I want to know more, like what yeule was feeling while writing these tracks, but getting firm answers from them is like digging for gold. They're already onto the next subject, picking up their phone, throwing a feather to the cat, seeming restless. When I send follow-up questions after our interview, they go unanswered. This is what it's like hanging out with yeule – blink and they'll already be across the room, onto whatever might be next. 

Yeule squatting and holding their arm out

Photo: yeule, by Wanda Martin

By 5.30PM it's time for us to part ways. We've been hanging out for well over an hour, and they need to get ready for a Rina Sawayama show at the Roundhouse later. Before I head though, they offer to show me their room, but request that I do not sit on the bed. They have a “thing” about it. As a fellow neurotic, I tell them I understand. I used to make people line up their shoes in the corner of my bedroom and still can't stand it if my sheets aren't flat.

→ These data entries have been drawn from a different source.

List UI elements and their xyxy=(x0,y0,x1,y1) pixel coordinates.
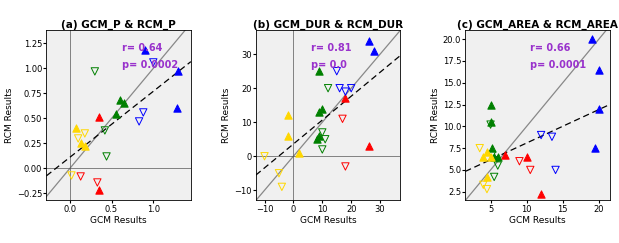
Point xyxy=(594,107,604,111)
Point xyxy=(482,187,492,191)
Point xyxy=(323,86,333,90)
Title: (a) GCM_P & RCM_P: (a) GCM_P & RCM_P xyxy=(61,20,176,30)
Point xyxy=(500,153,510,157)
Point xyxy=(277,185,287,189)
Point xyxy=(314,69,324,73)
Point xyxy=(318,130,327,134)
Point xyxy=(337,117,347,121)
Point xyxy=(363,144,373,148)
Point xyxy=(80,145,90,148)
Point xyxy=(526,168,535,172)
Point xyxy=(100,129,110,132)
Text: r= 0.64: r= 0.64 xyxy=(121,43,162,53)
Point xyxy=(320,137,330,141)
Text: p= 0.0001: p= 0.0001 xyxy=(530,60,586,70)
Point xyxy=(475,146,485,150)
Point xyxy=(94,115,104,119)
Point xyxy=(66,174,76,177)
X-axis label: GCM Results: GCM Results xyxy=(300,217,357,226)
Point xyxy=(514,159,524,163)
Point xyxy=(311,137,321,141)
Text: p= 0.0002: p= 0.0002 xyxy=(121,60,178,70)
Point xyxy=(587,37,597,41)
Title: (b) GCM_DUR & RCM_DUR: (b) GCM_DUR & RCM_DUR xyxy=(253,20,403,30)
Point xyxy=(486,155,496,159)
X-axis label: GCM Results: GCM Results xyxy=(509,217,566,226)
Point xyxy=(140,48,150,52)
Title: (c) GCM_AREA & RCM_AREA: (c) GCM_AREA & RCM_AREA xyxy=(457,20,618,30)
Point xyxy=(102,155,111,158)
Point xyxy=(76,174,85,178)
Point xyxy=(80,131,90,135)
Point xyxy=(340,90,350,94)
Point xyxy=(551,168,561,172)
Point xyxy=(274,171,284,175)
Point xyxy=(94,189,104,192)
Point xyxy=(489,175,499,179)
Point xyxy=(493,155,503,159)
Point xyxy=(486,120,496,124)
Point xyxy=(493,164,503,167)
Point xyxy=(92,181,102,184)
Point xyxy=(486,103,496,106)
Point xyxy=(73,137,83,140)
Point xyxy=(487,153,497,157)
Point xyxy=(149,61,158,64)
Point xyxy=(594,68,604,72)
Point xyxy=(547,135,557,139)
Point xyxy=(335,86,345,90)
X-axis label: GCM Results: GCM Results xyxy=(90,217,147,226)
Text: p= 0.0: p= 0.0 xyxy=(311,60,347,70)
Point xyxy=(173,69,183,73)
Point xyxy=(294,151,304,155)
Point xyxy=(171,106,181,110)
Point xyxy=(283,113,293,117)
Point xyxy=(482,151,492,155)
Point xyxy=(536,192,546,196)
Point xyxy=(332,69,342,73)
Point xyxy=(283,134,293,138)
Point xyxy=(489,155,499,159)
Point xyxy=(340,96,350,100)
Point xyxy=(591,146,600,150)
Point xyxy=(115,98,125,102)
Point xyxy=(314,134,324,138)
Point xyxy=(318,148,327,151)
Point xyxy=(111,113,121,116)
Point xyxy=(536,133,546,137)
Point xyxy=(314,110,324,114)
Point xyxy=(487,146,497,150)
Point xyxy=(486,123,496,127)
Y-axis label: RCM Results: RCM Results xyxy=(431,88,440,143)
Point xyxy=(370,49,379,53)
Text: r= 0.66: r= 0.66 xyxy=(530,43,571,53)
Point xyxy=(482,175,492,179)
Point xyxy=(478,155,488,159)
Point xyxy=(134,120,144,123)
Point xyxy=(346,86,356,90)
Text: r= 0.81: r= 0.81 xyxy=(311,43,351,53)
Point xyxy=(522,155,532,159)
Point xyxy=(138,111,148,114)
Point xyxy=(72,127,82,130)
Point xyxy=(363,39,373,43)
Point xyxy=(90,69,100,73)
Y-axis label: RCM Results: RCM Results xyxy=(222,88,232,143)
Point xyxy=(259,154,269,158)
Point xyxy=(119,102,129,105)
Point xyxy=(318,107,327,111)
Point xyxy=(478,183,488,187)
Y-axis label: RCM Results: RCM Results xyxy=(5,88,14,143)
Point xyxy=(76,141,85,145)
Point xyxy=(340,165,350,168)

It's a small, cosy space, with a bed in the middle and books lining the wall. Mainly though, the whole thing is taken up by a bunch of computer screens, multiple keyboards and a state-of-the-art gamer chair with neon green lining. Yeule strokes it like it's their pride and joy. This is where they do everything – Twitch streams, music production, random internet rabbit holes. They might have found their IRL people, but they're still a digital native at heart. That much is clear.

We say our goodbyes, Kuro takes one final gentle swipe at my feet and, as I close the door, I hear the tap, tap, tap of the keyboard and the click, click, click of the mouse.

Glitch Princess is out on the 4th of February.